Rather than a parent having to being perfect  all the time, English Psychotherapist Winnicott said that they just had to be “good enough”.  This means that the parent provides enough support –  or “holding”  – to support the child without going to the extremes of  stifling it or of abandoning it.  The skill of the “good-enough parent” is to give the child a sense of loosening when faced with new situations rather than the shock and subsequent fear of being ‘dropped’. This allows the child develop resources, maintain a sense of control and  stops them from feeling that the world is unsafe all the time.

If this happens successfully,  the challanges of life do not frighten because the child builds up interior resources. It means that relationships does not threaten because, paradoxically, a smothering early closeness can trigger fears of engulfment in later life. And it means that the adult has a healthier structure for dealing with disappointment because as a child he or she has learned that life and people can not be perfect all the time. Often our disappointments do not arise so much from what actually happened, but more from how we compare what happened to our expectations, our inner patterns or our fixed version of reality. Disappointment show us that life –  like the good enough parent –  is not always available to us in the fixed way we want or whenever we demand it, but is still good despite that.

For this reason disappointments are good teachers. They allow us to see that there is more to us than our conscious thoughts and desires. They reveal how we can be attached to a specific version of how things should be, or of what life owes us. This does not mean they are easy because trying to avoid what disappoints is deeply ingrained in the human psyche. However, we grow more quickly if we are open to working with disappointments rather than avoiding them. Rather than being negative, they can become positive moments of growth,  leading us away from the suffering which is based on our lack of understanding of the deep reality of change.

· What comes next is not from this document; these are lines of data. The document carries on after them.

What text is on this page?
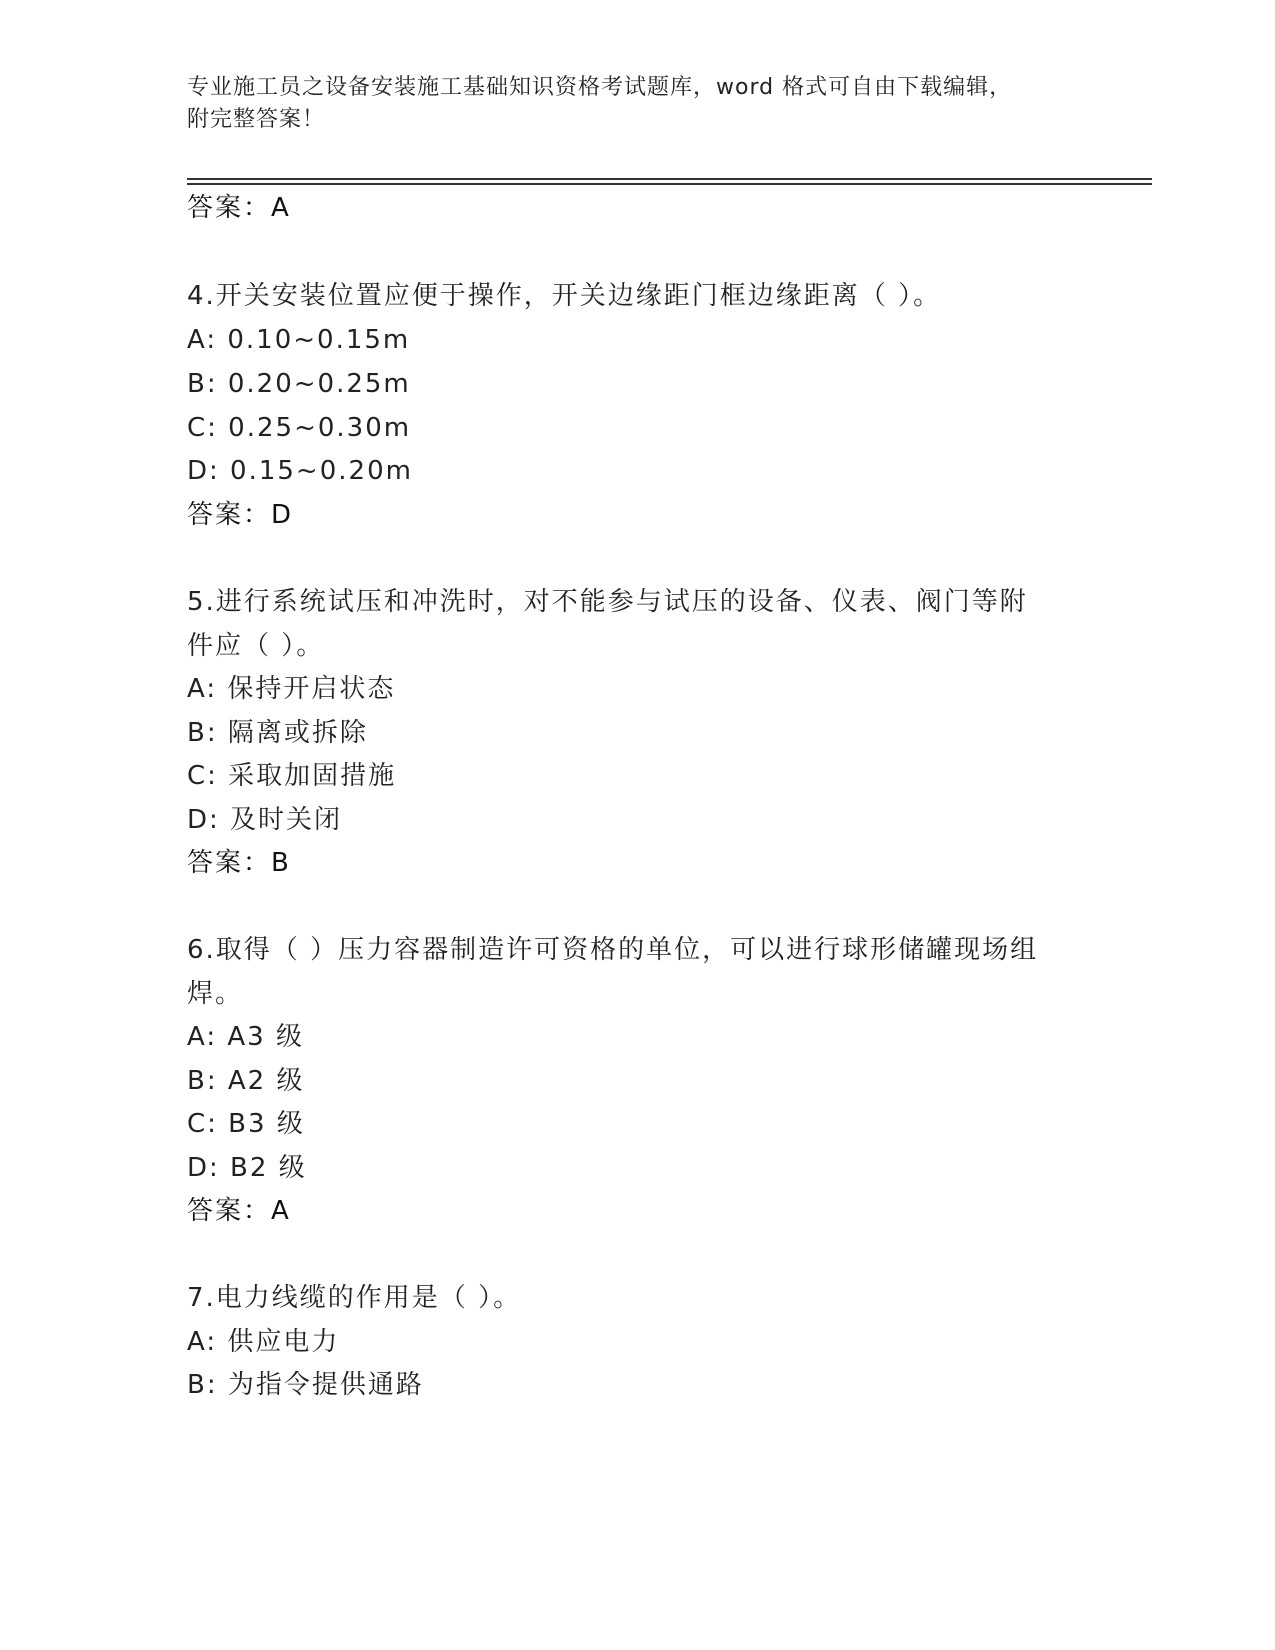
专业施工员之设备安装施工基础知识资格考试题库，word 格式可自由下载编辑，
附完整答案！
答案：A
4.开关安装位置应便于操作，开关边缘距门框边缘距离（ ）。
A: 0.10~0.15m
B: 0.20~0.25m
C: 0.25~0.30m
D: 0.15~0.20m
答案：D
5.进行系统试压和冲洗时，对不能参与试压的设备、仪表、阀门等附
件应（ ）。
A: 保持开启状态
B: 隔离或拆除
C: 采取加固措施
D: 及时关闭
答案：B
6.取得（ ）压力容器制造许可资格的单位，可以进行球形储罐现场组
焊。
A: A3 级
B: A2 级
C: B3 级
D: B2 级
答案：A
7.电力线缆的作用是（ ）。
A: 供应电力
B: 为指令提供通路
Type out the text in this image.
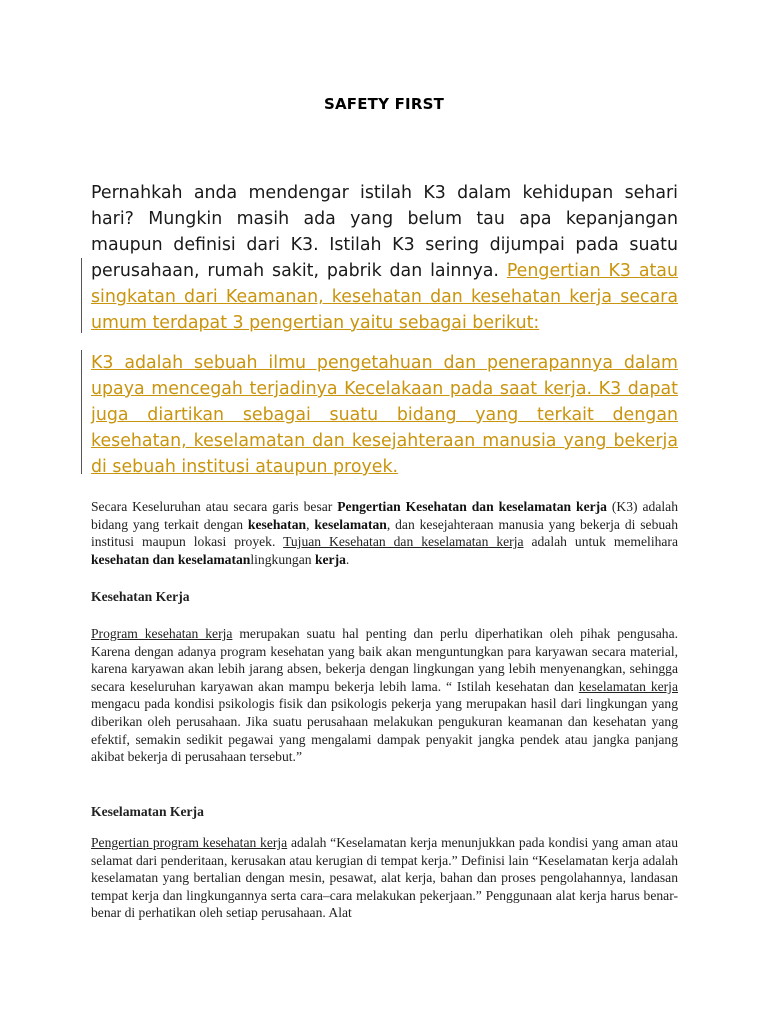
SAFETY FIRST

Pernahkah anda mendengar istilah K3 dalam kehidupan sehari hari? Mungkin masih ada yang belum tau apa kepanjangan maupun definisi dari K3. Istilah K3 sering dijumpai pada suatu perusahaan, rumah sakit, pabrik dan lainnya. Pengertian K3 atau singkatan dari Keamanan, kesehatan dan kesehatan kerja secara umum terdapat 3 pengertian yaitu sebagai berikut:

K3 adalah sebuah ilmu pengetahuan dan penerapannya dalam upaya mencegah terjadinya Kecelakaan pada saat kerja. K3 dapat juga diartikan sebagai suatu bidang yang terkait dengan kesehatan, keselamatan dan kesejahteraan manusia yang bekerja di sebuah institusi ataupun proyek.

Secara Keseluruhan atau secara garis besar Pengertian Kesehatan dan keselamatan kerja (K3) adalah bidang yang terkait dengan kesehatan, keselamatan, dan kesejahteraan manusia yang bekerja di sebuah institusi maupun lokasi proyek. Tujuan Kesehatan dan keselamatan kerja adalah untuk memelihara kesehatan dan keselamatanlingkungan kerja.

Kesehatan Kerja

Program kesehatan kerja merupakan suatu hal penting dan perlu diperhatikan oleh pihak pengusaha. Karena dengan adanya program kesehatan yang baik akan menguntungkan para karyawan secara material, karena karyawan akan lebih jarang absen, bekerja dengan lingkungan yang lebih menyenangkan, sehingga secara keseluruhan karyawan akan mampu bekerja lebih lama. “ Istilah kesehatan dan keselamatan kerja mengacu pada kondisi psikologis fisik dan psikologis pekerja yang merupakan hasil dari lingkungan yang diberikan oleh perusahaan. Jika suatu perusahaan melakukan pengukuran keamanan dan kesehatan yang efektif, semakin sedikit pegawai yang mengalami dampak penyakit jangka pendek atau jangka panjang akibat bekerja di perusahaan tersebut.”

Keselamatan Kerja

Pengertian program kesehatan kerja adalah “Keselamatan kerja menunjukkan pada kondisi yang aman atau selamat dari penderitaan, kerusakan atau kerugian di tempat kerja.” Definisi lain “Keselamatan kerja adalah keselamatan yang bertalian dengan mesin, pesawat, alat kerja, bahan dan proses pengolahannya, landasan tempat kerja dan lingkungannya serta cara–cara melakukan pekerjaan.” Penggunaan alat kerja harus benar-benar di perhatikan oleh setiap perusahaan. Alat
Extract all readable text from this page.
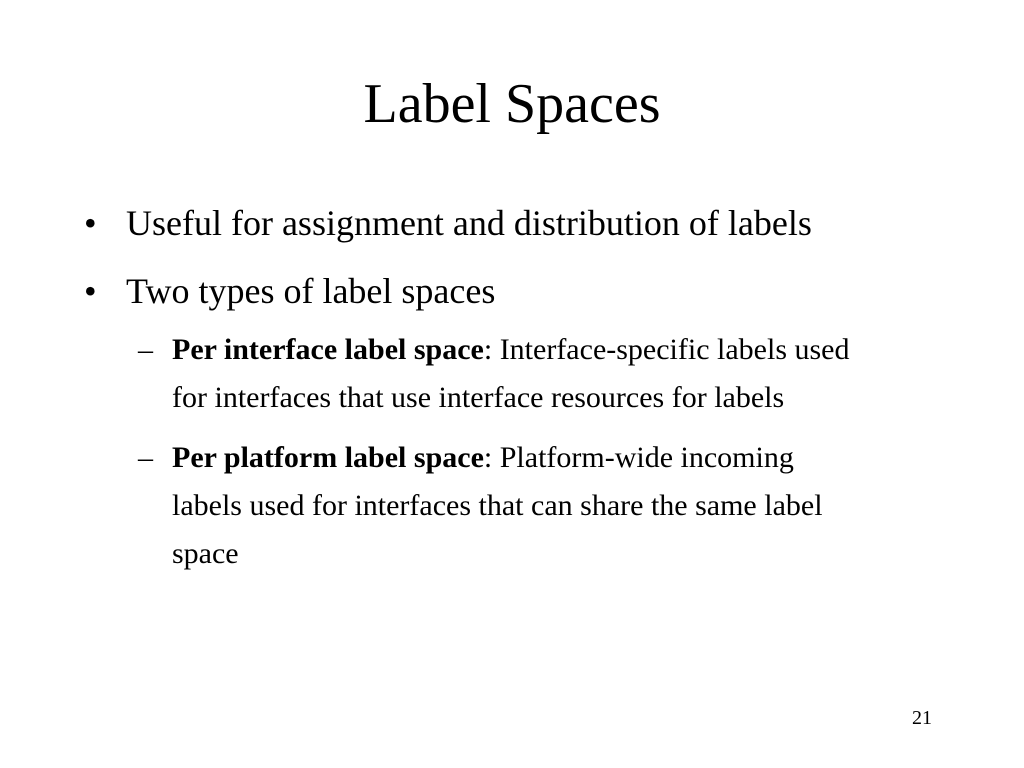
Label Spaces
• Useful for assignment and distribution of labels
• Two types of label spaces
– Per interface label space: Interface-specific labels used for interfaces that use interface resources for labels
– Per platform label space: Platform-wide incoming labels used for interfaces that can share the same label space
21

Our culture has evolved into one that is pleasure-based and ego-identified, and that emphasizes immediate gratification. It also began to define success as your ability to control outcomes. Today, we teach our children that if you are an effective person, you can control your life. You can get and do what you want. If you do, you win in life. This modern image portrays “winners” as people who have it all together. You are not supposed to have internal conflicts, stress, or anxiety—that means you are incompetent. …… But this perspective flattens life. It denies the possibility of finding a deeper meaning to your experience. If you measure your self-worth and effectiveness according to these superficial cultural standards, then each time you suffer you are forced to interpret suffering as humiliation. Why would you choose to acknowledge suffering if it only stands for failure?

Phillip Moffitt, How Suffering got a Bad Name

If I let go will I float?

Everything is meant to be let go of.

Meister Eckhard

Got some reminders today that changes of direction and endings are an inevitable part of our lives, touching our plans, our enthusiasms,  our things, our friendships. In fact, one of the core things we realize in meditation is that nothing is permanently satisfying or reliable. This challenges our need to be in control at all times, a need which is often driven by fear. The opposite of this need for control – of the future, our our plans, of others – is to trust, to let go. Deep down there is nothing to hang on to. Our mistake is that we look for certainty, for solid ground, when in actual fact, the deep reality which we come to accept is that nothing is really lasting or solid. Ironically, realizing that brings us the greatest freedom.

And to die, which is the letting go
of the ground we stand on and cling to every day,
is like the swan, when he nervously lets himself down
into the water, which receives him gaily
and which flows joyfully under
and after him, wave after wave,
while the swan, unmoving and marvelously calm,
is pleased to be carried,
each moment more fully grown,
more like a king, further and further on.